A year ago my sister gave me a book called Ghana must go by the Ghanian British author Taiye Selasi. It has an attractive paper back look and seemed thick enough to swallow, for a novel, so I attempted to take it on.

When I opened the first page I was stunned, “what kind of winchcraft book is this?”, I couldn’t understand it but it felt exciting to read still. Ghana must go is not like any other prose, it is unprecedented and genius and it simultaneously creates a comedic plot and portrays the personality of the person who birthed it. It is those kind of books that you shouldn’t try too hard to assimilate, cos if you do your brain might just crash, especially for people like me that have no literary upbringing. She is the kind of author that “writes first and thinks later”.
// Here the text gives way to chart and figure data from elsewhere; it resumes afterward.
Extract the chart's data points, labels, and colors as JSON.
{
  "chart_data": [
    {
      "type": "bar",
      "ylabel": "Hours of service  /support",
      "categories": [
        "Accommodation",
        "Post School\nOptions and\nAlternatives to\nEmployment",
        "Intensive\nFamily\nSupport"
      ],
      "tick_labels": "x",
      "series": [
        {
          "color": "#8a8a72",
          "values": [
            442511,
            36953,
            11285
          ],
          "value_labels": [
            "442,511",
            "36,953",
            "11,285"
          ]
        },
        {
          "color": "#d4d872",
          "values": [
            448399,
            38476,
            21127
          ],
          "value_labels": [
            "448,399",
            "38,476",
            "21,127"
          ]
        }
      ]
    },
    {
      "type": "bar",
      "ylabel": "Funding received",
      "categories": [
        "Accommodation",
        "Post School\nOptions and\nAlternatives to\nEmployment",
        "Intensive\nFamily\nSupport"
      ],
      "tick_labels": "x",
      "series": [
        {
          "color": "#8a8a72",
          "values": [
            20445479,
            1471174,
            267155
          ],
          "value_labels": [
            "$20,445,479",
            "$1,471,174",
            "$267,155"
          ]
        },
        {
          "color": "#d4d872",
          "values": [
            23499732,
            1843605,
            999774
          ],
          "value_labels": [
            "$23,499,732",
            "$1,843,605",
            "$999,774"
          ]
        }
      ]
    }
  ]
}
Heather, Taiye and Jerry are three humans on this very diverse spectrum of method that make writing a business for welcoming idiosyncrasies, a container for self expression. What is lurking in your mad mushy mind? I don’t know but you need to drain it, anyhow..

Many a folk fear to express through content because they feel they don’t possess the vocabulary and talent to express it in the language that the men from the little european islands glued us with. And according to Science, about 6 million years till present day, we didn’t have enough ultimate and proximate factors to spur an organised writing system in Sub saharan africa(or they didn’t tell us what actually happened to them), It is hereby impossible to write in yoruba, igbo, hausa, swahili, afrikaans or Bemba. And hieroglyphics takes time

Is it too late to invent my own post colonial writing system?? like the Cherokees..

“Write First, think later” was what Oluwaloni Olowokere told me and it was juicy advice. It now looms to me as a powerful technique to get your mind out in a short period of time like the 45 minutes it took me to write this lopsided article.